The vibrant geometric works accentuate the space, picking up black-and-white angles that correspond with the railings and wall moldings. Rojas created 24 entirely new paintings for this exhibition, all cohesive to one another. She envisions and produces her paintings simultaneously, hanging the canvases vertically while she moves from piece to piece adding new elements. This allows for fluidity in her seemingly rigid, hard-edged works, as certain pieces continue with shapes and forms used in other paintings. Rojas is said to have been playful with this series, sometimes turning paintings upside down during the installation because “it felt right.”
New House is Rojas’ favorite piece in the series; a straightforward, yet elegantly composed oil painting that inexplicably stands out from the others in its effective simplicity.
Another piece, Alligator conveys the difficulty she felt in creating it, an unwieldy emotion she describes as being “like an alligator.” The tumultuous painting, marked by its use of primary colors and sharp edges, is infused with anxiety and dread.
Previously Rojas created folk paintings that were influenced by her activism in women’s rights. Then her work was figurative, reflective of social struggles, which Rojas eventually felt “weighed down” by. Rojas chose to move toward abstracted works that felt more freeing.
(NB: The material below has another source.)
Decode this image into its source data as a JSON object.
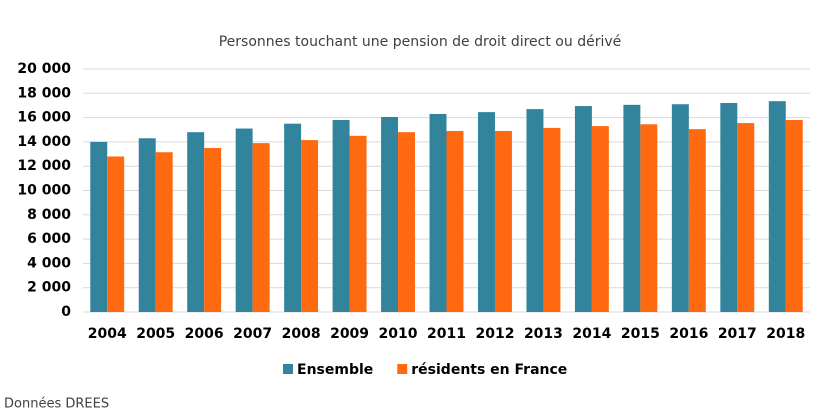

The final room on the top floor is unusual in its simplicity. Here several of Rojas’s drawings and three poems are displayed. The space is a sort of “Zen room” for the artist, who placed a plant and small candles alongside her work. In addition to being a painter and a musician, Rojas is also a poet and writer.
Rojas is based in San Francisco and exhibits at the Paule Anglim gallery in San Francisco.
“Clare Rojas” will be on view at the Vladimir Restoin Roitfield through December 15.